The static analysis of a realistic ARM9 microprocessor depends greatly on its hardware components and may even be impossible to perform. For example, the cache replacement policy of ARM9 is typically Pseudo-Random. This replacement policy is highly unpredictable and precludes, to the best of our knowledge, the application of static analysis methods to determine approximations about the actual cache dynamic behavior.
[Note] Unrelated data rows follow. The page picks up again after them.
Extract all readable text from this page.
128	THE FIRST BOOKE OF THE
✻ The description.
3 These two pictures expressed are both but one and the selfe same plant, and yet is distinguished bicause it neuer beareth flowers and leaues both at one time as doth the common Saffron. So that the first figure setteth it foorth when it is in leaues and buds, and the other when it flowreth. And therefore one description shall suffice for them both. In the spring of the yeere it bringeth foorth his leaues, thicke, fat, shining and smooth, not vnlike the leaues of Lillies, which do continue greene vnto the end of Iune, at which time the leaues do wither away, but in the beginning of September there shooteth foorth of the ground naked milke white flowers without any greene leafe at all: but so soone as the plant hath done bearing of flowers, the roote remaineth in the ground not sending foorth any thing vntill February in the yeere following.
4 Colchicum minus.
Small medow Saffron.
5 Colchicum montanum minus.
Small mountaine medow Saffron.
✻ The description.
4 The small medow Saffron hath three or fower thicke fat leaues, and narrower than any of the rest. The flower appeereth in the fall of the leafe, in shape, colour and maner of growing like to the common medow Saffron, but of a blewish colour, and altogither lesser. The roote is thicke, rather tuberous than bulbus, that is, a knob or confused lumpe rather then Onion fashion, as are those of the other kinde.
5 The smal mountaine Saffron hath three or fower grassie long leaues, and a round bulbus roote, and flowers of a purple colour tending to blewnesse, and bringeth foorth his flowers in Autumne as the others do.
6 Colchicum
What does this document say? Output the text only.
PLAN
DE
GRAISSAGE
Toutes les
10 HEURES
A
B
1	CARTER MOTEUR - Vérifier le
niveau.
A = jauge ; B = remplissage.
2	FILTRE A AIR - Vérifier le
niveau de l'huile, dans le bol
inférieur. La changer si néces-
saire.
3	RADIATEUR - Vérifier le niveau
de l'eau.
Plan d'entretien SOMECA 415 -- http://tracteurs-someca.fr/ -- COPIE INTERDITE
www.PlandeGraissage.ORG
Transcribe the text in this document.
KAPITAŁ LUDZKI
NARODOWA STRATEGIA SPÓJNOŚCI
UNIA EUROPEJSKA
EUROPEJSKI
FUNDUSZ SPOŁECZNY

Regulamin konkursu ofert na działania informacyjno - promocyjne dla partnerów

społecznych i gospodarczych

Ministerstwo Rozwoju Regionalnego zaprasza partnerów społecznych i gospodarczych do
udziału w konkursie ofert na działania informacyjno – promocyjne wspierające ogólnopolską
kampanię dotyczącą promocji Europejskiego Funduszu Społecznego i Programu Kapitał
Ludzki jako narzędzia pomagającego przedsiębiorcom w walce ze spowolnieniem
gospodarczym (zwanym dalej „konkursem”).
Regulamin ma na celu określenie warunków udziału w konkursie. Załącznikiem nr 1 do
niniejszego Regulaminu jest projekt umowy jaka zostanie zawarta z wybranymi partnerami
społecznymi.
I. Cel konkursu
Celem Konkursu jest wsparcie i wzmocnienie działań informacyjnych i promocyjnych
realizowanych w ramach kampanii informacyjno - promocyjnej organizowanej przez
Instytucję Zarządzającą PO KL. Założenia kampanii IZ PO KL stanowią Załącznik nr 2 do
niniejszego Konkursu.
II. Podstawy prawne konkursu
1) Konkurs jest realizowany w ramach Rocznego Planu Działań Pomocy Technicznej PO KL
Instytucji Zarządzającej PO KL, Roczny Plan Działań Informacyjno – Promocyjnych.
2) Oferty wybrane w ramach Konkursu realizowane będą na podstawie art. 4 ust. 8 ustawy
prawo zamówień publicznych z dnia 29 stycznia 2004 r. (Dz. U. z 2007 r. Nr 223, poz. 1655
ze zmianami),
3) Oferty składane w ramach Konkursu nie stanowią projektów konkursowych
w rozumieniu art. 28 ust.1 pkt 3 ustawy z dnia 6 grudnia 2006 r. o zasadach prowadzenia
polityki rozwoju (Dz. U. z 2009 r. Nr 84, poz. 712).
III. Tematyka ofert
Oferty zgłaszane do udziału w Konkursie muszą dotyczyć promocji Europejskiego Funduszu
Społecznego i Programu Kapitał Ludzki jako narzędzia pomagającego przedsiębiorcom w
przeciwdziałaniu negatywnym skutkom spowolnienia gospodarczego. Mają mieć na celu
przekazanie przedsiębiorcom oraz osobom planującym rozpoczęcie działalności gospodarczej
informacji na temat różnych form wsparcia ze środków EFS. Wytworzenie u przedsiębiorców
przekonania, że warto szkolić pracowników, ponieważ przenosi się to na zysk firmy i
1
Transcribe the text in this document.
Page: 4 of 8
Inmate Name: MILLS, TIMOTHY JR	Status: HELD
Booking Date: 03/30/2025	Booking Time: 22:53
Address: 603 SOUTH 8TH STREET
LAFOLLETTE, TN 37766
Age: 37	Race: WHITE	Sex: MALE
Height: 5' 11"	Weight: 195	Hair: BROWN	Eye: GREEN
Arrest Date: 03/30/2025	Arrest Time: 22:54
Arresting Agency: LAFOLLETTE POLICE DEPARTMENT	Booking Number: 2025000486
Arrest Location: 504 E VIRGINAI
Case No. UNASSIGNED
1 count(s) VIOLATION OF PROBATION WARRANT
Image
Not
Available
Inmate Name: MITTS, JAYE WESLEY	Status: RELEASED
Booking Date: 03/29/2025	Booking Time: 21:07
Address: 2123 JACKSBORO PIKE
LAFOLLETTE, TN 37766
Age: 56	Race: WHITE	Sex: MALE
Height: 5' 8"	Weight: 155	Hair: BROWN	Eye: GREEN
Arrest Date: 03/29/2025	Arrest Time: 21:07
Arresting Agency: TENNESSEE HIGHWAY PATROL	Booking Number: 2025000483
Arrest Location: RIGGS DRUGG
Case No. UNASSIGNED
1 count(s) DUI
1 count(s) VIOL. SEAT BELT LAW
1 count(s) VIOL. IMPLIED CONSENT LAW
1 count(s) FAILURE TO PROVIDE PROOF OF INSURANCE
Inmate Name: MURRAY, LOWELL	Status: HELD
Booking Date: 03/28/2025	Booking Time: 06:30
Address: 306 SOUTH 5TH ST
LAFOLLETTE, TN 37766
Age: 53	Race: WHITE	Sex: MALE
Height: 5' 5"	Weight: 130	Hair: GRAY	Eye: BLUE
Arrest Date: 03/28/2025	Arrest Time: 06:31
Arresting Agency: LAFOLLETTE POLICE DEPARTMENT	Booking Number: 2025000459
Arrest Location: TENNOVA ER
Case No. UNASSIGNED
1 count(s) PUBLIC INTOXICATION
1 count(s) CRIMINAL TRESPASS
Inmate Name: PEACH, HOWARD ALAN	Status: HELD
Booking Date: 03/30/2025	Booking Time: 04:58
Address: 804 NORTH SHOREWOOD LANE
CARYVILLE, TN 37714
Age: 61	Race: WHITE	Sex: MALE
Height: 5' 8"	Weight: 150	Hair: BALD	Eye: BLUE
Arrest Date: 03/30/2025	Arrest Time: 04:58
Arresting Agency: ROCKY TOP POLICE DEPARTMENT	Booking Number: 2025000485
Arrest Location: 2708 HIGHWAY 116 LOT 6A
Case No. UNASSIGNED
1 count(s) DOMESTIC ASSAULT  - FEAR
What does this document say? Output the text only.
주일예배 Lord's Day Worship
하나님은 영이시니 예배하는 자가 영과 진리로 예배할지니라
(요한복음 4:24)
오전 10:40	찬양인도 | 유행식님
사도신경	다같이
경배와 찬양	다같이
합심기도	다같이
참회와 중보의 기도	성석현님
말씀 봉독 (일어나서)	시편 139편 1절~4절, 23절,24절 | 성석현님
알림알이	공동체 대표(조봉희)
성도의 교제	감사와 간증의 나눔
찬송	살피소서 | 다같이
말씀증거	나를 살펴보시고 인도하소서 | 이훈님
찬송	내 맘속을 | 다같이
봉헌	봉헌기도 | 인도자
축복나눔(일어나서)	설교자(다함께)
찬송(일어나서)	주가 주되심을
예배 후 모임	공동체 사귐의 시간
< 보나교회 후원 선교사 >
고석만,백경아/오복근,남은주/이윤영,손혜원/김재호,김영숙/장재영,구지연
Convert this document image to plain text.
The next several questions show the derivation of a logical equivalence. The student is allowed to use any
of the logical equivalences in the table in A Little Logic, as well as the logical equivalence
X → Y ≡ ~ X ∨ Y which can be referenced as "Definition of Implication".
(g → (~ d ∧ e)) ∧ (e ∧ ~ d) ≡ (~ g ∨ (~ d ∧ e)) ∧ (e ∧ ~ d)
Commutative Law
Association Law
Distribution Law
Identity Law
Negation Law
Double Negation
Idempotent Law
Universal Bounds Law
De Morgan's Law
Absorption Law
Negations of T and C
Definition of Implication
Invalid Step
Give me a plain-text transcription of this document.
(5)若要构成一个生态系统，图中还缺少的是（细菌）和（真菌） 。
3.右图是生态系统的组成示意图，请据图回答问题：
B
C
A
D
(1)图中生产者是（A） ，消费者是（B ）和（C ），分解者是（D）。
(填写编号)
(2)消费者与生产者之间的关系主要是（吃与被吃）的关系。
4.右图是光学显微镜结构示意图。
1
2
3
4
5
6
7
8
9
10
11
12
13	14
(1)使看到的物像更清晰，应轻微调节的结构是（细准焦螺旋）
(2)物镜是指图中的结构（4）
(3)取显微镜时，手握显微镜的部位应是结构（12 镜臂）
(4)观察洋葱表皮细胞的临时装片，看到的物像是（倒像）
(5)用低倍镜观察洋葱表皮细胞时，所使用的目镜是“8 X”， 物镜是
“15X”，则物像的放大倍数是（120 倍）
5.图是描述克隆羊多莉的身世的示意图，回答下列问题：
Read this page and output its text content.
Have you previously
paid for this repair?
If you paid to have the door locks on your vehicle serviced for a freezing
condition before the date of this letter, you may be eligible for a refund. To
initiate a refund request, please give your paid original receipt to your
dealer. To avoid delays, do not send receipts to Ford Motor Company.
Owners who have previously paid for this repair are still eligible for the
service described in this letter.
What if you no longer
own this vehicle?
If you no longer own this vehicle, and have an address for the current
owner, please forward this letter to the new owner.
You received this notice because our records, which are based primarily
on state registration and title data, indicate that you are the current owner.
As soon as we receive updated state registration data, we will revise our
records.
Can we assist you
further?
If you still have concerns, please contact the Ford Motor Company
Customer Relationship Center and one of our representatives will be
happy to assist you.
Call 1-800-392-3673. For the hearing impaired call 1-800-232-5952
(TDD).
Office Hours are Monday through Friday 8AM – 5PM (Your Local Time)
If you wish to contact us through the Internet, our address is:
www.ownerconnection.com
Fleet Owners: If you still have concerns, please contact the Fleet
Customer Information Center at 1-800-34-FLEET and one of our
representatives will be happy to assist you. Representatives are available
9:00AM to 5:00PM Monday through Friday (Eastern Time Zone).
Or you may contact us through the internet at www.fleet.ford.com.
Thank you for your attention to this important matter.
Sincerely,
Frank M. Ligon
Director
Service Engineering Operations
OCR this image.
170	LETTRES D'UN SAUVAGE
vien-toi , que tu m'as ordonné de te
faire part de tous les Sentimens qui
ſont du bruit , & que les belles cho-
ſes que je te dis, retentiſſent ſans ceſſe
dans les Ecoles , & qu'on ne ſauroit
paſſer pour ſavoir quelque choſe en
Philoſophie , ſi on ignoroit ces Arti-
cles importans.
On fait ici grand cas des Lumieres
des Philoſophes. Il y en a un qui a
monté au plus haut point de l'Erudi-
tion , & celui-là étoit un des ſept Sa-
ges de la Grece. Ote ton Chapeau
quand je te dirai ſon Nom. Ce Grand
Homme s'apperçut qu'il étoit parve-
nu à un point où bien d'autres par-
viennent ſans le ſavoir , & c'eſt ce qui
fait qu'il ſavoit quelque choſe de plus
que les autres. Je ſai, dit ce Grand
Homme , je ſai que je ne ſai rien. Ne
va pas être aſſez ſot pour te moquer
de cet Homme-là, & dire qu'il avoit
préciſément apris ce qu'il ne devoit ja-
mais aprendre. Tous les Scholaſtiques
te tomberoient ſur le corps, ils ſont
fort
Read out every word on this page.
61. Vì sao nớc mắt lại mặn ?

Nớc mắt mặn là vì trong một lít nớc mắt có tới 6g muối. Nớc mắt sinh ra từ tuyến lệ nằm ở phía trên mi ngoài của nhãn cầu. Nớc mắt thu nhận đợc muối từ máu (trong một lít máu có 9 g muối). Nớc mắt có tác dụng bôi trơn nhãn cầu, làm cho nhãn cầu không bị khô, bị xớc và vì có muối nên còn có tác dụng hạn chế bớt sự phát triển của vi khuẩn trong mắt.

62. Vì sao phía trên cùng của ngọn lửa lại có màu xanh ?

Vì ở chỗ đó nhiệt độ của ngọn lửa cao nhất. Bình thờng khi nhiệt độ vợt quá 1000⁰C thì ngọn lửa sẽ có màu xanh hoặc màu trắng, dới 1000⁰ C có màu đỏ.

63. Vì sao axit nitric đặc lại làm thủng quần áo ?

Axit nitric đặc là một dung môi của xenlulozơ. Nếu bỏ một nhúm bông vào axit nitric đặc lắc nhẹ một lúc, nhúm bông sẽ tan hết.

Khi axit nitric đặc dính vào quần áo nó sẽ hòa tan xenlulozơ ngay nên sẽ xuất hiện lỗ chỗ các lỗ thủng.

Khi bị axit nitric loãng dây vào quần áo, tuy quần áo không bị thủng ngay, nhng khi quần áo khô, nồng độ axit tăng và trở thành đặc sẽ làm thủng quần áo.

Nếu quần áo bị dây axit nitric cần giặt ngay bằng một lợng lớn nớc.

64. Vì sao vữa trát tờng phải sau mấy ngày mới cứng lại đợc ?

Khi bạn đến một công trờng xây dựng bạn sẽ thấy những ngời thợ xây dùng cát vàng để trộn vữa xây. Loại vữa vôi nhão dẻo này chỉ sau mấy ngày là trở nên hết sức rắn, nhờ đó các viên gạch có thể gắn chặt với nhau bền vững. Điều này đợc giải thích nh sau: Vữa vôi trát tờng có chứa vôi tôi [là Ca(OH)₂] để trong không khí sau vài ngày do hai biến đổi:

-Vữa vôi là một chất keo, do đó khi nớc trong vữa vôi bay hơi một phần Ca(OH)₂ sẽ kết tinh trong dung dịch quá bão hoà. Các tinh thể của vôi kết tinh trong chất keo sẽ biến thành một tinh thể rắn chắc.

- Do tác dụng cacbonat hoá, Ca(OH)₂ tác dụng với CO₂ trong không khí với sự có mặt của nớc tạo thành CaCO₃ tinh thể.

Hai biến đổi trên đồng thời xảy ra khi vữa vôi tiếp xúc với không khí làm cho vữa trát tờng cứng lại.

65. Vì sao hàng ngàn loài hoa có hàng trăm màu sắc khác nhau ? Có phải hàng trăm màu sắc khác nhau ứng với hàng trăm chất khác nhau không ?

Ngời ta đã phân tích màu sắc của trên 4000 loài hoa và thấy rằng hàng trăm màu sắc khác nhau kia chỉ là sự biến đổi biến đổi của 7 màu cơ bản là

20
Indeed, state-of-the-art cache analysis consider either Least Recently Used LRU, First-In-First-Out FIFO or Pseudo- LRU PLRU [55]. For this reason, and for sake of simplicity, we restrict our calculational approach to abstract cache analysis using the LRU replacement policy, for which we give a correctness proof by construction.
Furthermore, recent published work on automatic generation of timing models from VHDL microprocessor specifications [118], would allow the automatically generation of Haskell code to include the pipeline timing model of ARM9. Although some progress was made in this direction in cooperation with AbsInt GmbH [2] and in cooperation with the Compiler Lab Design at Saarbr¨ucken University, the results of such work are not mature enough and are, therefore, outside the scope of this thesis. Of course, the absence of a realistic timing model for ARM9 will influence the uniformity of our WCET estimates when compared to AbsInt’s tool, for example.